You can reward your child with playtime and their favourite snacks after they have finished their homework, or prepare something extra when they get a high grade: like surprising them with a new toy that they’ve got their hearts set on. Rewarding good behaviour will increase their sense of self-discipline and self-esteem.
Play helps your children grow emotionally, it is joyful and provides an antidote for anxiety and stress. Going out and about in fresh air and nature has a calming effect on the whole body, which also reduces stress and in the long run lowers the risk of disorders or phobias developing.
Bubbles for little kids, bouncy balls, or frisbees are all easy ways to play outside and get the endorphins going as well as fine-tuning motor skills, developing hand-eye coordination, the ability to focus and pay attention, and self-control.
Sometimes play is completely spontaneous and unplanned. Other times, it’s planned, but the child chooses to make a detour and alters the initial intention. This sense of the unknown provides kids with a testing ground for life and strengthens a flexible and adaptable mindset (as opposed to a rigidly fixed one)—a vital life skill. Even with nothing more than a few cardboard boxes and their imagination, kids are able to play for hours and become anybody they want to be as they triumph over challenges and set off on adventures.

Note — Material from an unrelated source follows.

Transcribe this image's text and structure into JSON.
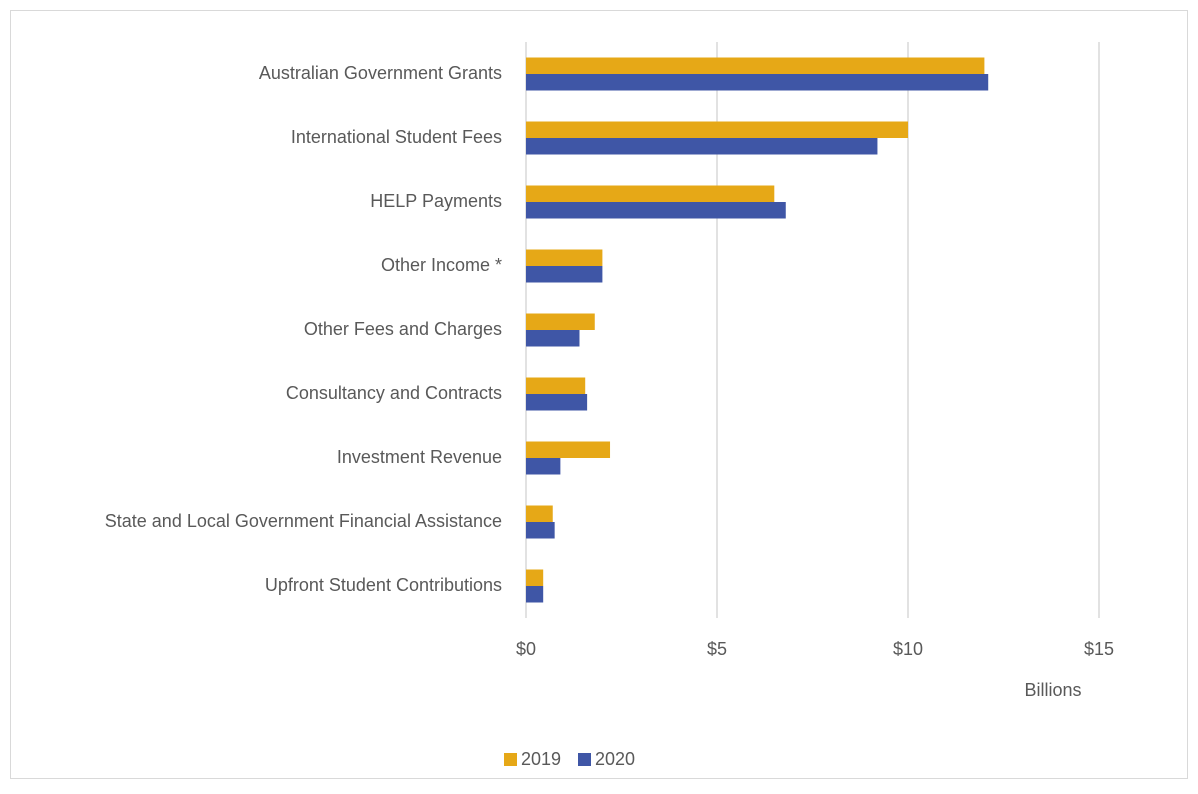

Whether it’s a simple puzzle, a Rubik’s cube, a maze, or a riddle, brain-teasers deliver a wealth of benefits. They help to build patience and memory mapping, enhance dexterity and spatial awareness, as well as shape recognition, self-esteem, hand-eye coordination, and topic-specific knowledge.
Toys like Rubik’s cubes, for example, can often be used to break negative habits such as nail-biting. If we can make problem-solving fun for our kids, their future is bright because they’ll have it ingrained in them not to shy away from obstacles, but rather embrace them with a positive attitude.
And it’s not just kids. Recently, an inspiring Rubik’s cube movement for blind people has started to grow in Hong Kong. A distinguished corporate trainer named Sir Paul lost his vision in his early 50s. After dealing with an initial bout of depression, he challenged himself to solve a Rubik’s cube despite his lack of sight. Since then, not only has he rededicated himself to being an independent corporate trainer, his business is now stronger than ever. If that’s not inspiring, we don’t know what is!
Many kids start “building” things with simple wooden blocks, coloured or not. They then progress to connecting plastic bricks such as Lego or MegaBlox, and may even continue all the way up the scale to building Vex Robotics, and end up providing the tools for the problem solvers of tomorrow.
Whichever forms of building are being used, these are powerful learning tools. Studies suggest that they help with language skills, expand the capacity for divergent, non-linear thinking, boost complex thinking, and improve social competence as well as engineering skills. Last but not least, complex block-play is also linked to a higher IQ and better maths achievements. Time to dust off the old Lego blocks?